The following editorial appeared in the Lincoln Journal Star
As the 2014 Legislature wound down, attention was focused on the emotional side of its work, with more than a few members opining that the negativity and nastiness was the worst they had experienced.
With time, we predict, that impression will fade. This session will be remembered most for its substantial body of work rather than the feelings that were bruised along the way.
The session was also marked by the awareness of impending change. Seventeen senators will be leaving, in accordance with the periodic renewal ordained by the term limits. And, for the first time in a decade, there will be a new governor in the Statehouse when senators gather for the next regular session.
As is our custom, here is a smattering of observations on the highlights and lowlights.
Mighty mouse. Tea party critics might assert that after all the sturm und drang kicked off by Gov. Dave Heineman’s tax reform gambit last year, the Legislature labored mightily to produce a mouse. Wrong. $412 million in tax relief over the next five years is a big deal. And the governor is justified in taking a share of the credit. He started the discussion.
Or we die. State Sen. Tom Carlson convinced his colleagues to start spending tax money on projects to ensure that Nebraska can sustain its precious supply of water. This accomplishment will seem more important to succeeding generations. Moreover, it’s good to see a conservative elected official on the side of sustainability. Take that slap to the side of the head, billionaire think tanks.
Wait till next year. One of the disappointments of the session was the failure of the Legislature to approve expansion of Medicaid. The wisdom and practicality of expansion will become more evident as time rolls on. The effort led by Sen. Kathy Campbell of Lincoln will triumph in the end.
Roadblock. Too bad the Legislature did not seize a rare opportunity to make a giant leap forward in road building by approving the issuance of highway bonds. As the economy heats up, the door may be closing on the chance to take advantage of record low interest rates, and avoid high costs.
Talk, talk, talk. Once again the Legislature was marred by overuse of the filibuster. Jamming the pipelines with filibusters on cigarette lights and amber lights? Really? Maybe the next crop of senators will reduce the number of votes required to end debate from 33 to 30.

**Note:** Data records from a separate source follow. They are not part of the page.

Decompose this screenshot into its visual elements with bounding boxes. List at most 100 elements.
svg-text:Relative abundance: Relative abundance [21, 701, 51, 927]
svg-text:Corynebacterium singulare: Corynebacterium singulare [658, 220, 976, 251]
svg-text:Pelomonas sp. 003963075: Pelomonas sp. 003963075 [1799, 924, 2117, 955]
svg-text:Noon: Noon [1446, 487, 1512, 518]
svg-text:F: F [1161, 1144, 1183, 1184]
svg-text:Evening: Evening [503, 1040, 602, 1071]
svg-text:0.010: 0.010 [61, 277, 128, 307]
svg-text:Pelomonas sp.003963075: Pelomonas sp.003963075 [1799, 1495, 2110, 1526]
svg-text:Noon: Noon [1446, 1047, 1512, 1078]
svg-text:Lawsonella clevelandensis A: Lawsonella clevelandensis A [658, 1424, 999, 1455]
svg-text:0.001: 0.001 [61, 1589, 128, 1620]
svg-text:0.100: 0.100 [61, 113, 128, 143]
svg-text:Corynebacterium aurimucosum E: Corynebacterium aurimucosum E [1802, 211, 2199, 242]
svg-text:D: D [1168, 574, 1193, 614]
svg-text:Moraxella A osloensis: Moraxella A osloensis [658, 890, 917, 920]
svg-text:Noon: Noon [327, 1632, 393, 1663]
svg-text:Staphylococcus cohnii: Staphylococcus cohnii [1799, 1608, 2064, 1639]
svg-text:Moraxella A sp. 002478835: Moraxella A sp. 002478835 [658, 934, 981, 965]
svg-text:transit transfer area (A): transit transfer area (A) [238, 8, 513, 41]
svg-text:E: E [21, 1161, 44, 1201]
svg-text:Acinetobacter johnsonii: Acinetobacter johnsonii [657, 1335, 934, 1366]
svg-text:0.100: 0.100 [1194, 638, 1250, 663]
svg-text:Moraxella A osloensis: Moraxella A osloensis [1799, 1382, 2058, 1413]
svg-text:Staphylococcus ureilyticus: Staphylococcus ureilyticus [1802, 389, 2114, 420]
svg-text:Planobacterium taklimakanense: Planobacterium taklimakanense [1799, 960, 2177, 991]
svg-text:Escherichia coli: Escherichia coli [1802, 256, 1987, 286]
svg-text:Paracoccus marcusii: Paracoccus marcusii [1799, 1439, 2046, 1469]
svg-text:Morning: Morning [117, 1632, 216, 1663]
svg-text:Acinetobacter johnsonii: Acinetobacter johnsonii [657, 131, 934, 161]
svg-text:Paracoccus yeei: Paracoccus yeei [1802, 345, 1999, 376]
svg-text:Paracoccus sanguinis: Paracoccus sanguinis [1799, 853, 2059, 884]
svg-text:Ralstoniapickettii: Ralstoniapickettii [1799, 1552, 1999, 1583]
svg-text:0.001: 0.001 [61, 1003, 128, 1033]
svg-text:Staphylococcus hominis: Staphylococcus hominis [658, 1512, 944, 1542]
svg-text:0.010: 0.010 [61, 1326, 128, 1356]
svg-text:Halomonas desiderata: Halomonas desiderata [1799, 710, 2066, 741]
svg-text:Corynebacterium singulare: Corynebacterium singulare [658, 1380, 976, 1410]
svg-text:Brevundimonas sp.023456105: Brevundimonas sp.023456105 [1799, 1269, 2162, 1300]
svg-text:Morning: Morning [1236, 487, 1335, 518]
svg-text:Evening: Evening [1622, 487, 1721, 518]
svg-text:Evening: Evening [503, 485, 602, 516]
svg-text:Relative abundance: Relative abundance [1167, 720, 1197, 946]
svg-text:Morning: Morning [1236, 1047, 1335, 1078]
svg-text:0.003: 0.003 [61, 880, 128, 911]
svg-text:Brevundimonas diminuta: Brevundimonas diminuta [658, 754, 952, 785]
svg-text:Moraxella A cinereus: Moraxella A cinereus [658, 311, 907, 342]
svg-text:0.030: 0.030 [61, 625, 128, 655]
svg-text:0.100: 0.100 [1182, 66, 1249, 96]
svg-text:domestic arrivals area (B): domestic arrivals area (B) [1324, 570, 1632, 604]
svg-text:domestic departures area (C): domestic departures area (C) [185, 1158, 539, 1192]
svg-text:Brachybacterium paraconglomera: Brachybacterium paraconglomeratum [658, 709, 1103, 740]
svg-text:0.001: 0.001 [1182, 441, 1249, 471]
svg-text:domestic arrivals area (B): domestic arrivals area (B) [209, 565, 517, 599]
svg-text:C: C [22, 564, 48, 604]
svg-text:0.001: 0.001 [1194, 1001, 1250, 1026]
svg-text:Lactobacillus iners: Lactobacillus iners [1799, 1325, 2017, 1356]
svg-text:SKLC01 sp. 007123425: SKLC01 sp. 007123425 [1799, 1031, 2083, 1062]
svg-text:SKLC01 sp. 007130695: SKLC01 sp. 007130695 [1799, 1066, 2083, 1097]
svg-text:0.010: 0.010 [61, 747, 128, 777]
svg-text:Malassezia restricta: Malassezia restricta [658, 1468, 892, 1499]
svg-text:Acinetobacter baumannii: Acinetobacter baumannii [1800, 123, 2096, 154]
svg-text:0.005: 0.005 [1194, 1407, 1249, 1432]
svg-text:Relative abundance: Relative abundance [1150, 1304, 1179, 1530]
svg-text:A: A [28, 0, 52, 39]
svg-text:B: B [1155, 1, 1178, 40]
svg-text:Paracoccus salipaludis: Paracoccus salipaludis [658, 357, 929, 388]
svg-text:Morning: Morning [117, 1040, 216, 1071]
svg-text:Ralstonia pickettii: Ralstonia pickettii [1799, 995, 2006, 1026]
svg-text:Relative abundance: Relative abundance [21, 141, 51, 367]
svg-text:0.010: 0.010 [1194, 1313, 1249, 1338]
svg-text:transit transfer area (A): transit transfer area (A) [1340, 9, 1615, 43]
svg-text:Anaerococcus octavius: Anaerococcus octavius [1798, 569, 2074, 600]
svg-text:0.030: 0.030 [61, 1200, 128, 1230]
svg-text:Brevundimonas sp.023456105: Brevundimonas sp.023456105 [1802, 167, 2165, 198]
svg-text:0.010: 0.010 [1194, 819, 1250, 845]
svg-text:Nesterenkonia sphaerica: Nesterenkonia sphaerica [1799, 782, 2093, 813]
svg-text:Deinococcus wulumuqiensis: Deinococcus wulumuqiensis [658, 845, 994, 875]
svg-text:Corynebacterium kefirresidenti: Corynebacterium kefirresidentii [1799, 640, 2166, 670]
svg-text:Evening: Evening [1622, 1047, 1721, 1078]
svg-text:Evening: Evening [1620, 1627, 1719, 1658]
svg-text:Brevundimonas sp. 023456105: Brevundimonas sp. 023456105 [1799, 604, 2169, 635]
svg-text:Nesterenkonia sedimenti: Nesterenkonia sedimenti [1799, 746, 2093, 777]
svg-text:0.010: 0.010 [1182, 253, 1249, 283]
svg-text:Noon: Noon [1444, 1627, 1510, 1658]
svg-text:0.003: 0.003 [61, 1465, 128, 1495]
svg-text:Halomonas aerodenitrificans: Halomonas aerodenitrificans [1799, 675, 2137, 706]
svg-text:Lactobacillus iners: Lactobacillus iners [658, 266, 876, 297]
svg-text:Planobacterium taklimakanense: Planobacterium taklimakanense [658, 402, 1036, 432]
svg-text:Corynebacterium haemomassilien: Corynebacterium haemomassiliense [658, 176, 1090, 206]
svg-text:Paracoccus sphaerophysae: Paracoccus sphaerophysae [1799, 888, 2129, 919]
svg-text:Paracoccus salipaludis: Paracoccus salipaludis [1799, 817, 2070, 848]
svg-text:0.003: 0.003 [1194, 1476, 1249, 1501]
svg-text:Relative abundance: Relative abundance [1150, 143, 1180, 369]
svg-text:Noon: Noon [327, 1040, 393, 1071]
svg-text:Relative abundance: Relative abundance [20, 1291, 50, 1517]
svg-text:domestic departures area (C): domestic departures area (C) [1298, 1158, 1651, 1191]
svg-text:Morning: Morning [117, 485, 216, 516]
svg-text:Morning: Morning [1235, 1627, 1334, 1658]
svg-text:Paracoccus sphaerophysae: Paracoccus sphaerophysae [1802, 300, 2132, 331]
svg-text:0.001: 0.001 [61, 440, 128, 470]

Cellblock tango. State Sen. Brad Carlson of Omaha shoehorned another bit of incremental prison reform into law. More than $10 million for mental health treatment and re-entry programs will help slow the revolving door at state prisons.
Mountain lions. Sen. Ernie Chambers will be back again to battle for a ban on hunting the iconic feline. Could the Game and Parks Commission auction “hunts” where the trophy is a photo instead of a pelt?